Vanessa Huxtable Dew is as intrigued as the rest of the villagers when a viscount arrives in their midst. She cannot fathom any logical reason for his arrival in Throckbridge, so he must have some business to attend to. She hopes that he will not disapprove of their annual Valentine's Day festivities, or look down on such simple pleasures. The young widow also hopes her siblings will enjoy the day.
Elliott Wallace, Viscount Lyngate, curses his timing. As the bearer of news that will change young Stephen Huxtable's life forever, he wants to get on with his task. Now his plans have to be delayed because of the local assembly. Even if he wanted to decline the invitation, his room is directly below the assembly hall at the local inn. The dancing would go on whether he was in attendance or not. Not only is Valentine's Day getting in the way, but the fact that Huxtable has three sisters may prove problematic. His fervent hope that they will just celebrate Stephen's change of fortune and wave him on his way seems overly optimistic. Elliott has sisters, he should know that nothing is ever simple when females are involved.
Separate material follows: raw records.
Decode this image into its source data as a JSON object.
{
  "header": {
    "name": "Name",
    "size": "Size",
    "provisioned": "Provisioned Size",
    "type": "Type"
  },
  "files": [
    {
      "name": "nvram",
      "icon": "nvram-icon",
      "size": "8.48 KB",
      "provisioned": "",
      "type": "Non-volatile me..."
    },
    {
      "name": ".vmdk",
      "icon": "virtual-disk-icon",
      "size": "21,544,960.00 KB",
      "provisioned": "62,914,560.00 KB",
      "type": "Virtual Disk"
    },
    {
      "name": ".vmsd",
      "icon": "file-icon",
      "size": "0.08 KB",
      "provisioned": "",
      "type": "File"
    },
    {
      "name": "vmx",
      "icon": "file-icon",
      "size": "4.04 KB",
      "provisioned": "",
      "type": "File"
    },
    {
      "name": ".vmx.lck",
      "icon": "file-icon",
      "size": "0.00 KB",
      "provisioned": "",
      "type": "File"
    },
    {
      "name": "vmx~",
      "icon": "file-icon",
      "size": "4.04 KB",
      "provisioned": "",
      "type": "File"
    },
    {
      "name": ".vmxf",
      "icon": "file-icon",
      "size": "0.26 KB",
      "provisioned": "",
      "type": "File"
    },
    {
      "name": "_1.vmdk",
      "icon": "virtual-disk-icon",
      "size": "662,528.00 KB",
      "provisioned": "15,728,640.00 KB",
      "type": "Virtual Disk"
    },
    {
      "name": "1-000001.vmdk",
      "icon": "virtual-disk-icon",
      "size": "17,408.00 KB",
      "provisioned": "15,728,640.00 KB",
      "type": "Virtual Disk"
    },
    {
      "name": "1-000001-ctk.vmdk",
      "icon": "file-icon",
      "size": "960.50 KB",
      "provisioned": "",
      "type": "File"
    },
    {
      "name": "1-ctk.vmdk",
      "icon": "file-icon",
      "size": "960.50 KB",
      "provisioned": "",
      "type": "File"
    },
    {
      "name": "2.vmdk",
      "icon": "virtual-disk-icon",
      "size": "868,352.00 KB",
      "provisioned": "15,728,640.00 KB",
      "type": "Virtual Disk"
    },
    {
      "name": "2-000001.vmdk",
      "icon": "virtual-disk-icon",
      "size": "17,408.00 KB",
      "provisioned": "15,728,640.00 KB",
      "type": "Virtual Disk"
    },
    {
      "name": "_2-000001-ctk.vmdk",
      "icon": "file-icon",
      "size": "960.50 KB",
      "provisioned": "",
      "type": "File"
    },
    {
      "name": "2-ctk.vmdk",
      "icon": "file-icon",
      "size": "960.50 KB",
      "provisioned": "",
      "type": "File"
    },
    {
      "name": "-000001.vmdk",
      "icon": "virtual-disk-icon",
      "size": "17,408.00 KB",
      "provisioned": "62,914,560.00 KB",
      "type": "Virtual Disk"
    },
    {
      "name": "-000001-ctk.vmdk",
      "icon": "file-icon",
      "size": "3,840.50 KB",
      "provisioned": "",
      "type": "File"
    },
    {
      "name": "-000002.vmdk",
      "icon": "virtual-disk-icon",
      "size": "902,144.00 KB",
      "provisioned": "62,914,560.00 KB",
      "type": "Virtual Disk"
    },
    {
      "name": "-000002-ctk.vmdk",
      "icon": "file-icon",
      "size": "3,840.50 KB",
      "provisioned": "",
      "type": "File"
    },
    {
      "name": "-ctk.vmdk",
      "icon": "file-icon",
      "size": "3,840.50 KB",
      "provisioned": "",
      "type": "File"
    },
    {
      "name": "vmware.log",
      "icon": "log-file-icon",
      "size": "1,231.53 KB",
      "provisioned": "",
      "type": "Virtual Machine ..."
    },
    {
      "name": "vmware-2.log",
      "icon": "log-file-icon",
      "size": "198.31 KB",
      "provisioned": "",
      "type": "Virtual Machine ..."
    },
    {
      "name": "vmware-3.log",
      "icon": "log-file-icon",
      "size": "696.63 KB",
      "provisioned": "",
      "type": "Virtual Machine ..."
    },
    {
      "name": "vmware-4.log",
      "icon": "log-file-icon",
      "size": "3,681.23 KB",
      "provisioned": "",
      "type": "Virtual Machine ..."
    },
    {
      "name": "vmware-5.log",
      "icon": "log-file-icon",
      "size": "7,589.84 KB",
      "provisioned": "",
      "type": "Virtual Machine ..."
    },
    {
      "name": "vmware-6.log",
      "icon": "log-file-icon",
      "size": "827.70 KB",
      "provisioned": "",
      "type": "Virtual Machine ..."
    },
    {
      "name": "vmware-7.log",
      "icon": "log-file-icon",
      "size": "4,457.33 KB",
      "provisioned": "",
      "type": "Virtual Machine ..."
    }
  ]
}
At least the assembly will give him a chance to observe the family before his announcement is public knowledge. Perhaps he will be able to gauge how best to achieve his goal without too much drama.
Author Mary Balogh has found another memorable family for her new quartet of Regency romances. The Huxtables are a delight. Charming and unaffected, the vicar's children have no idea that their lives will be forever changed when Viscount Lyngate arrives in town. First Comes Marriage is filled with humor and passion as Vanessa and Elliott face off in a marriage of convenience that is not convenient at all. Elliott is reminiscent of one of Ms. Balogh's most memorable characters, Wulfric Bedwyn, and his free-spirited wife is determined to remove the starch from his personality. There are layers to explore as both characters must reveal their reasons for viewing life from such opposing angles. Readers will have plenty to savor, and to anticipate in the books to come.